I learned a lot of plant science when I went to Timberland Gardens. It was most interesting to me that plant nutrition is actually very similar to human nutrition and I had a good time nerding out and asking the extremely knowledgeable Kelly Grummons of Timberland Gardens all about the details of plant nutrition and science. I learned that all soil products have silica, which causes silicosis-a respiratory disease. According to wikipedia, it is caused by inhalation of crystalline silica and marked by inflammation and scarring in forms of nodular lesions in the upper lobes of the lungs. Symptoms include shortness of breath, cough, fever, and cyanosis (bluish skin). Apparently, you must practice caution because silica is in dust and even manure, as well as vermiculite and perlite, which are also both found in potting soil. Vermiculite is mica, a thin and sparkly sheet mineral, that has been super heated to expand so it functions to hold air and water and makes the potting soil light, spongy, and fluffy. Perlite is pumus stone that has been treated with high heat to expand the pumus and is completely inert so functions to keep oxygen and moisture in the soil without adding mineral content. We discussed so many things at Timberland gardens, I will just provide here are a few highlights:
-Compost should be dark brown to black, and never add compost that has not been fully decomposed to soil; it depletes the nutrition of the soil. Green and lively grass trimmings will help it rot faster.
-Plants have gone through a process of evolution to adapt to our modern soil
-Clay is full of tiny crevices and has a magnetic quality that makes it great for holding onto minerals and salts, which in turn helps plants receive better nutrition
-Rabbit manure is great because the rabbits eat lots of alfalfa, which is very nutrient-dense. Alpaca manure is excellent manure that can be used almost fresh because it is so low in urea.

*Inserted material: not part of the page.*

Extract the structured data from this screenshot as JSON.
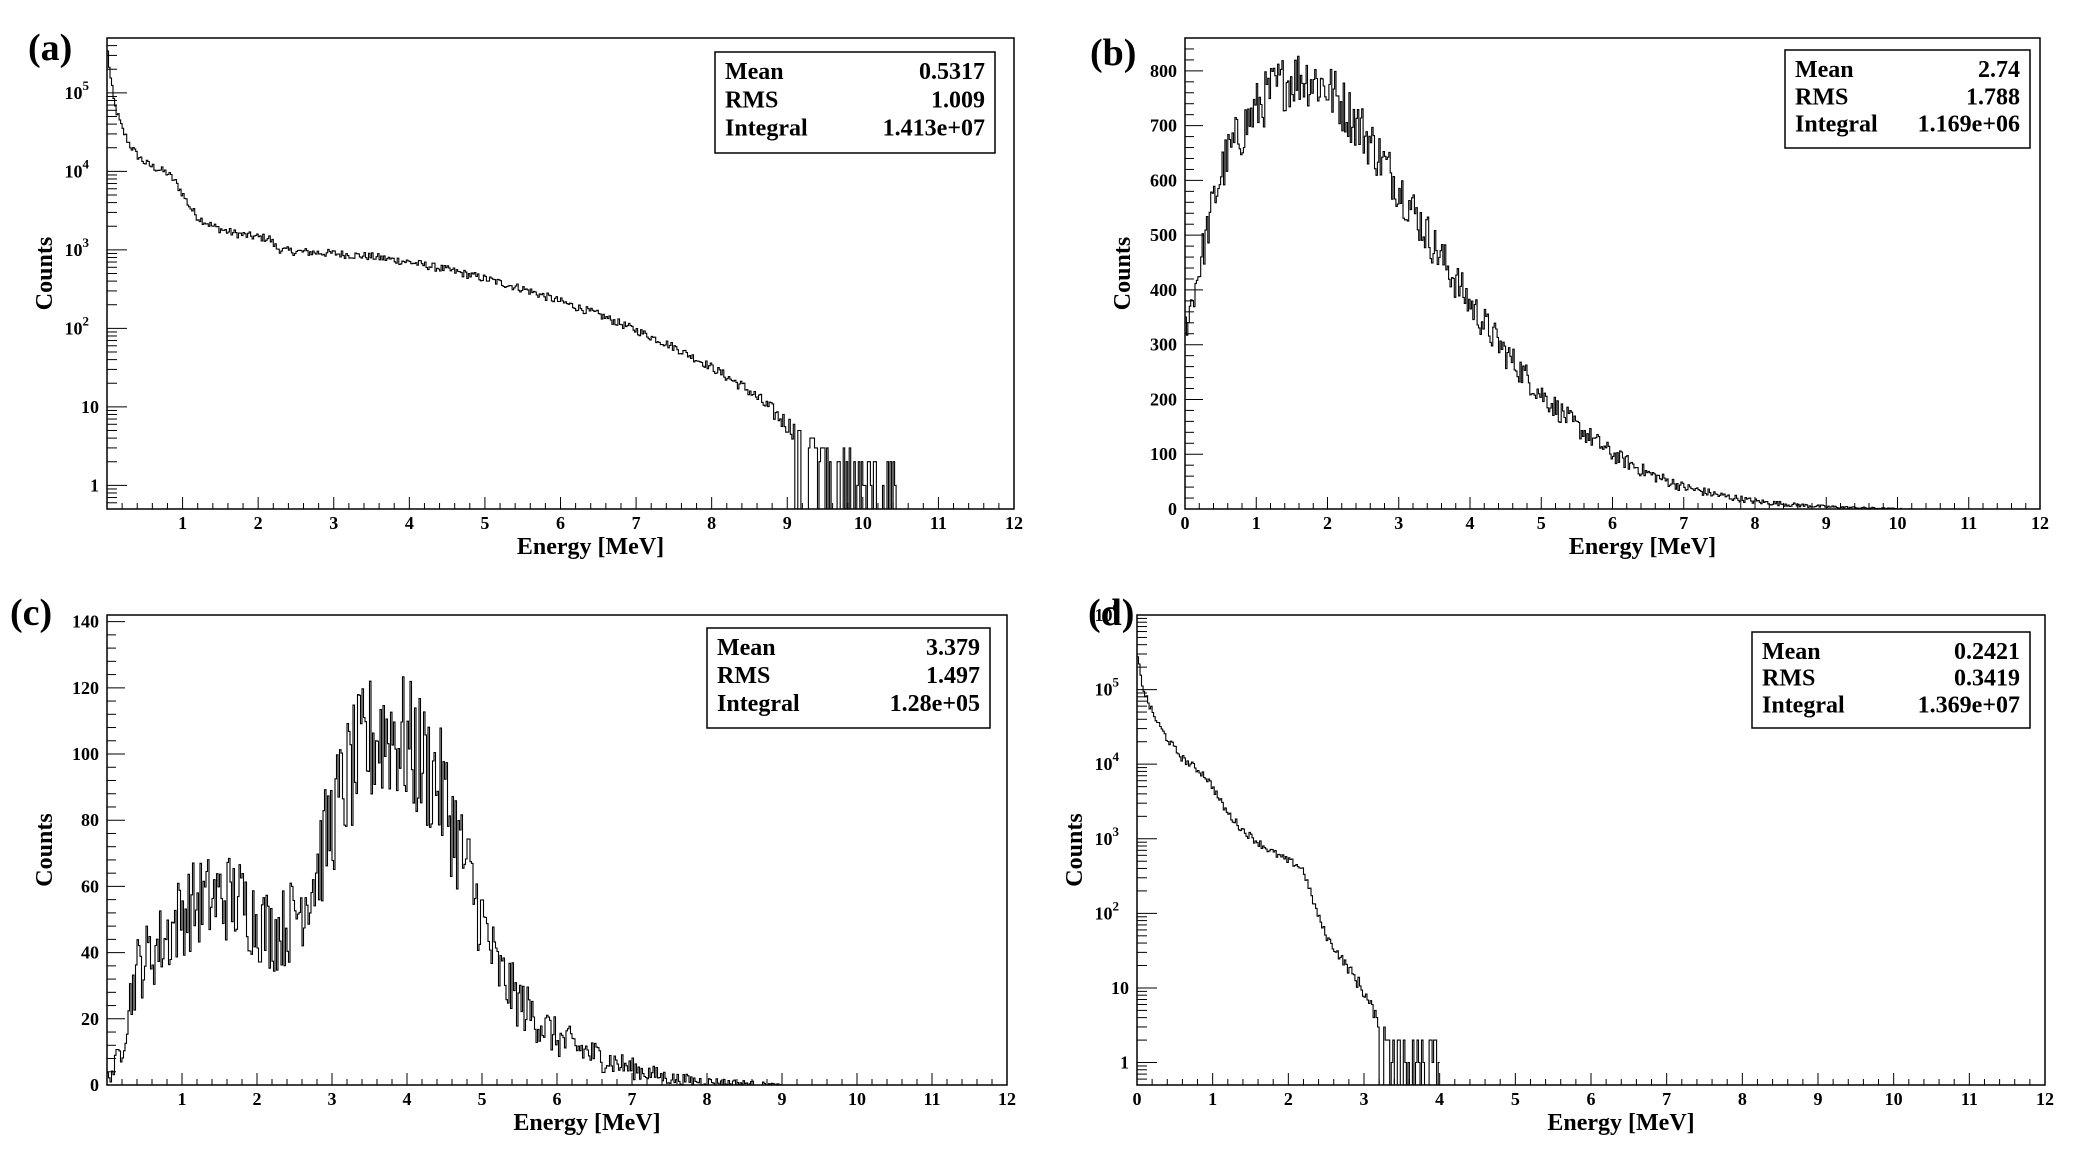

Burlington, Colorado was a most memorable experience as well. It was really great to meet everyone we met in that town and to see the faces behind factory farming and what kind of people raise the meat that we eat. I felt so lucky to have been able to immerse myself in the experience as my desire from the beginning of school, and even before I came to Colorado was to experience the slaughter of an animal. I have yet to do that but I feel a lot closer to it by my experience in Burlington. I did see things that I have never seen and got to partake in the process of separating of mother cows from their babies. I saw both sides of the meat industry (free-range, pastured, and grass fed vs. corn-fed on a feedlot) and really gained understanding, first-hand, what’s behind the obvious politics that goes along with GMOs and factory farming; there is a bigger picture here. My opinions about how I want to spend my money when it comes to buying food have not changed. I still don’t want hormones in my meat and dairy. Grass fed is better for the cows, the environment, and the humans who are consuming the meat, but things are never black and white. I don’t think that the farmers who make a living and survive on providing America with factory farmed meat and GMO crops are bad people, at all. The science that goes into genetically engineered plants is amazing and are changing our world in exciting new ways. It was an experience that has definitely opened my eyes to seeing the American food system with a fresh perspective.